New evidence from a BHS auditing report by the Financial Reporting Council could prompt the Insolvency Service to reopen its investigation into the former directors of the collapsed retailer.

According to The Times, the Insolvency Service’s chief executive Sarah Albon has written to the FRC to request more information on the findings within its report, as its initial investigations led to the conclusion that there was “insufficient evidence of directorial misconduct to justify disqualification proceedings”.

The FRC’s report is thought to be critical of the audit carried out by PwC on BHS’s financial statements and the conduct of directors of Taveta Investments, the holding company for Sir Philip Green’s Arcadia Group retail empire of which BHS was a part for 15 years.

“We will examine what they provide in order to determine whether there is any new evidence that may give us cause to review our decision to conclude the investigation,” Albon wrote in a letter to work and pensions committee chairman Frank Field MP.

She added: “I can confirm that we have written to the FRC in light of their report, requesting they make available to the Insolvency Service any material they hold relating to the conduct of directors of the Taveta group that we were not previously aware of.”

While the details of FRC’s inquiry has not been made public yet, it recently sparked a legal challenge from Taveta Investments which wanted to restrict the publication of the full report.

Taveta’s lawyers had argued that it was not seeking a “blanket prohibition” but wanted the FRC to redact parts of its report which “contain criticisms of the claimant, its directors and employees”.

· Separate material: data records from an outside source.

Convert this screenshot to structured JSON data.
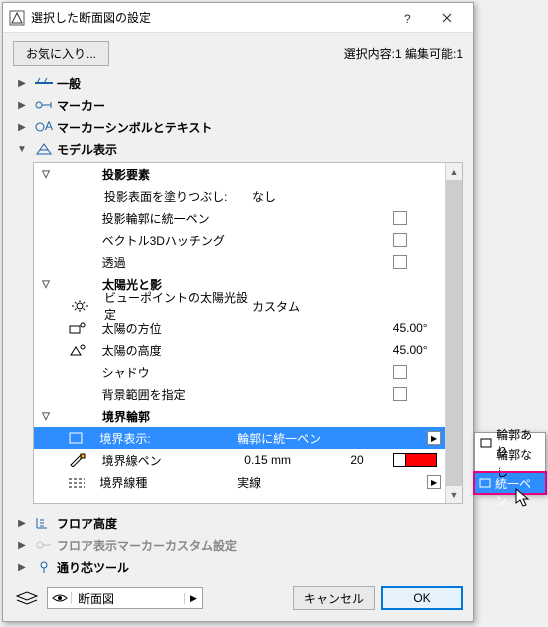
{
  "title": "選択した断面図の設定",
  "favorites_btn": "お気に入り...",
  "status": "選択内容:1 編集可能:1",
  "groups": [
    {
      "label": "一般",
      "expanded": false
    },
    {
      "label": "マーカー",
      "expanded": false
    },
    {
      "label": "マーカーシンボルとテキスト",
      "expanded": false
    },
    {
      "label": "モデル表示",
      "expanded": true
    }
  ],
  "sections": {
    "proj": {
      "label": "投影要素",
      "rows": [
        {
          "label": "投影表面を塗りつぶし:",
          "val": "なし"
        },
        {
          "label": "投影輪郭に統一ペン",
          "chk": true
        },
        {
          "label": "ベクトル3Dハッチング",
          "chk": true
        },
        {
          "label": "透過",
          "chk": true
        }
      ]
    },
    "sun": {
      "label": "太陽光と影",
      "rows": [
        {
          "label": "ビューポイントの太陽光設定",
          "val": "カスタム"
        },
        {
          "label": "太陽の方位",
          "val": "45.00°"
        },
        {
          "label": "太陽の高度",
          "val": "45.00°"
        },
        {
          "label": "シャドウ",
          "chk": true
        },
        {
          "label": "背景範囲を指定",
          "chk": true
        }
      ]
    },
    "bound": {
      "label": "境界輪郭",
      "rows": [
        {
          "label": "境界表示:",
          "val": "輪郭に統一ペン",
          "dd": true,
          "selected": true
        },
        {
          "label": "境界線ペン",
          "val": "0.15 mm",
          "val2": "20",
          "swatch": true
        },
        {
          "label": "境界線種",
          "val": "実線",
          "dd": true
        }
      ]
    }
  },
  "bottom_groups": [
    {
      "label": "フロア高度"
    },
    {
      "label": "フロア表示マーカーカスタム設定",
      "dim": true
    },
    {
      "label": "通り芯ツール"
    }
  ],
  "footer_combo": "断面図",
  "cancel": "キャンセル",
  "ok": "OK",
  "popup": {
    "items": [
      {
        "label": "輪郭あり"
      },
      {
        "label": "輪郭なし"
      },
      {
        "label": "輪郭に統一ペン",
        "hl": true
      }
    ]
  }
}
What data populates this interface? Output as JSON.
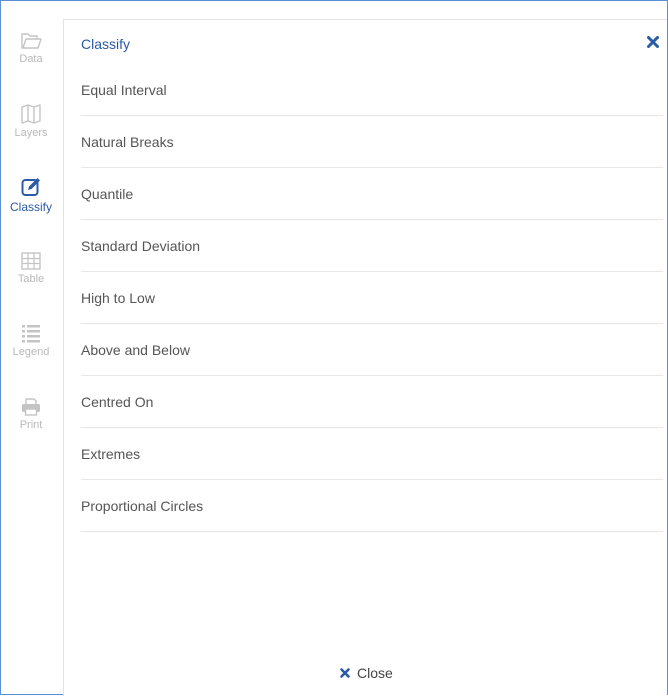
{
  "toolbar": {
    "items": [
      {
        "label": "Data",
        "icon": "folder-icon"
      },
      {
        "label": "Layers",
        "icon": "map-icon"
      },
      {
        "label": "Classify",
        "icon": "edit-icon"
      },
      {
        "label": "Table",
        "icon": "table-icon"
      },
      {
        "label": "Legend",
        "icon": "list-icon"
      },
      {
        "label": "Print",
        "icon": "print-icon"
      }
    ],
    "active": "Classify"
  },
  "panel": {
    "title": "Classify",
    "options": [
      "Equal Interval",
      "Natural Breaks",
      "Quantile",
      "Standard Deviation",
      "High to Low",
      "Above and Below",
      "Centred On",
      "Extremes",
      "Proportional Circles"
    ],
    "close_label": "Close"
  },
  "colors": {
    "accent": "#2b5aa8",
    "inactive_icon": "#c4c4c4",
    "border": "#5b8fd6",
    "divider": "#e6e6e6"
  }
}
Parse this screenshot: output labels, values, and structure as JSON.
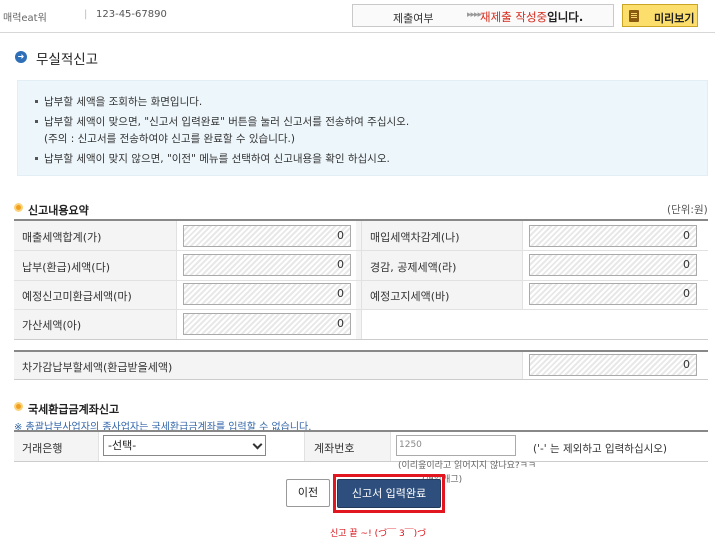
{
  "header": {
    "app_name": "매력eat워",
    "separator": "|",
    "business_no": "123-45-67890",
    "status_label": "제출여부",
    "status_arrows": "▸▸▸▸",
    "status_value_red": "재제출 작성중",
    "status_value_suffix": "입니다.",
    "preview_button": "미리보기"
  },
  "page": {
    "title": "무실적신고"
  },
  "info": {
    "lines": [
      "납부할 세액을 조회하는 화면입니다.",
      "납부할 세액이 맞으면, \"신고서 입력완료\" 버튼을 눌러 신고서를 전송하여 주십시오.",
      "(주의 : 신고서를 전송하여야 신고를 완료할 수 있습니다.)",
      "납부할 세액이 맞지 않으면, \"이전\" 메뉴를 선택하여 신고내용을 확인 하십시오."
    ]
  },
  "summary": {
    "title": "신고내용요약",
    "unit": "(단위:원)",
    "rows": [
      {
        "left_label": "매출세액합계(가)",
        "left_value": "0",
        "right_label": "매입세액차감계(나)",
        "right_value": "0"
      },
      {
        "left_label": "납부(환급)세액(다)",
        "left_value": "0",
        "right_label": "경감, 공제세액(라)",
        "right_value": "0"
      },
      {
        "left_label": "예정신고미환급세액(마)",
        "left_value": "0",
        "right_label": "예정고지세액(바)",
        "right_value": "0"
      },
      {
        "left_label": "가산세액(아)",
        "left_value": "0"
      }
    ],
    "total_label": "차가감납부할세액(환급받을세액)",
    "total_value": "0"
  },
  "refund": {
    "title": "국세환급금계좌신고",
    "note": "※ 총괄납부사업자의 종사업자는 국세환급금계좌를 입력할 수 없습니다.",
    "bank_label": "거래은행",
    "bank_selected": "-선택-",
    "account_label": "계좌번호",
    "account_value": "1250",
    "account_hint": "('-' 는 제외하고 입력하십시오)",
    "joke_line1": "(이리읖이라고 읽어지지 않나요?ㅋㅋ",
    "joke_line2": "(깨알개그)"
  },
  "buttons": {
    "prev": "이전",
    "submit": "신고서 입력완료"
  },
  "footer_note": "신고 끝 ~! (づ￣ 3￣)づ"
}
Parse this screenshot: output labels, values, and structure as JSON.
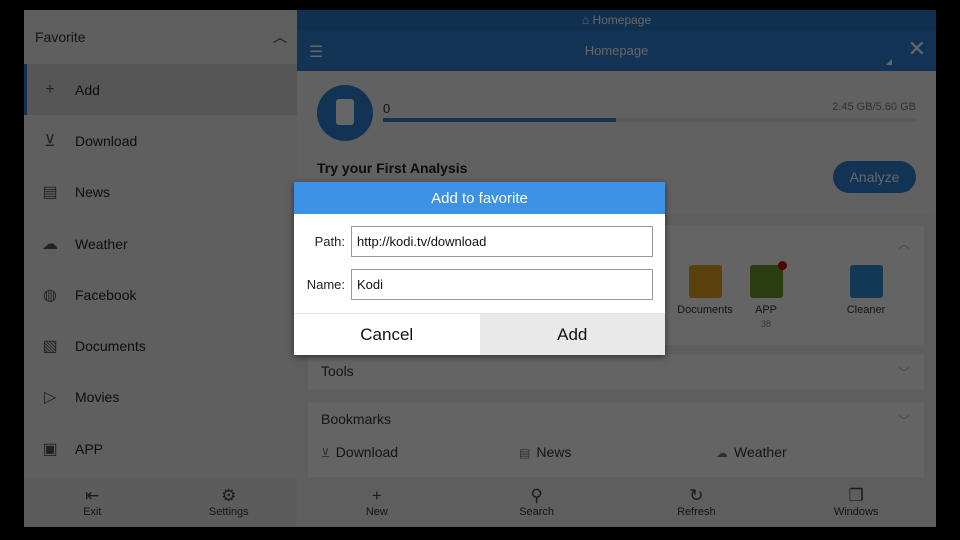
{
  "sidebar": {
    "title": "Favorite",
    "items": [
      {
        "label": "Add",
        "icon": "plus-icon",
        "glyph": "+"
      },
      {
        "label": "Download",
        "icon": "download-folder-icon",
        "glyph": "⊻"
      },
      {
        "label": "News",
        "icon": "news-icon",
        "glyph": "▤"
      },
      {
        "label": "Weather",
        "icon": "cloud-rain-icon",
        "glyph": "☁"
      },
      {
        "label": "Facebook",
        "icon": "globe-icon",
        "glyph": "◍"
      },
      {
        "label": "Documents",
        "icon": "document-wifi-icon",
        "glyph": "▧"
      },
      {
        "label": "Movies",
        "icon": "movie-wifi-icon",
        "glyph": "▷"
      },
      {
        "label": "APP",
        "icon": "app-wifi-icon",
        "glyph": "▣"
      }
    ],
    "footer": {
      "exit": "Exit",
      "settings": "Settings"
    }
  },
  "main": {
    "top_tab": "Homepage",
    "header_title": "Homepage",
    "storage": {
      "count": "0",
      "used": "2.45 GB",
      "total": "5.60 GB",
      "used_fraction": 0.4375
    },
    "analysis_title": "Try your First Analysis",
    "analyze_label": "Analyze",
    "categories": [
      {
        "label": "Documents",
        "color": "#e0a020"
      },
      {
        "label": "APP",
        "count": "38",
        "color": "#6a9c2a",
        "badge": true
      },
      {
        "label": "Cleaner",
        "color": "#2e8fd0"
      }
    ],
    "tools_title": "Tools",
    "bookmarks": {
      "title": "Bookmarks",
      "items": [
        "Download",
        "News",
        "Weather"
      ]
    },
    "footer": {
      "new": "New",
      "search": "Search",
      "refresh": "Refresh",
      "windows": "Windows"
    }
  },
  "dialog": {
    "title": "Add to favorite",
    "path_label": "Path:",
    "path_value": "http://kodi.tv/download",
    "name_label": "Name:",
    "name_value": "Kodi",
    "cancel": "Cancel",
    "add": "Add"
  },
  "colors": {
    "accent": "#2f80d5",
    "dialog_header": "#3d92e6",
    "badge": "#cc0000"
  }
}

High Court judge Justice Nicklin said there were serious issues that needed to be taken into account in relation to the report, including whether the FRC’s report was defamatory and if it had breached its “duty of fairness” by not providing Taveta enough time to respond to “implied criticisms” of Taveta staff.

However, Nicklin said these reservations were not sufficient to justify an injunction to block publication of a report by a public body, and that much of what was included in the report was in the public interest.

The ruling came after the FRC handed record fines to the auditors of BHS and Taveta.

PwC was fined £10 million for its audit of BHS, when it gave it a clean bill of health for the year ending August 30, 2014.

PwC audit partner Steve Denison also signed off the BHS accounts as a “going concern” days before Green sold it to former bankrupt Dominic Chappell for just £1 in March 2015.

PwC stepped down as BHS’s auditor after the sale.

The FRC also sanctioned Denison and fined him £325,000, and he also voluntarily gave an undertaking to remove his name from the register of statutory auditors.

Meanwhile, PwC’s historic fine was reduced to £6.5 million for early settlement.

When BHS collapsed 13 months after Chappell acquired it, it left behind a £571 million pensions black hole which affected 22,000 employees and former employees.

It also triggered a parliamentary inquiry and investigations by the Serious Fraud Office.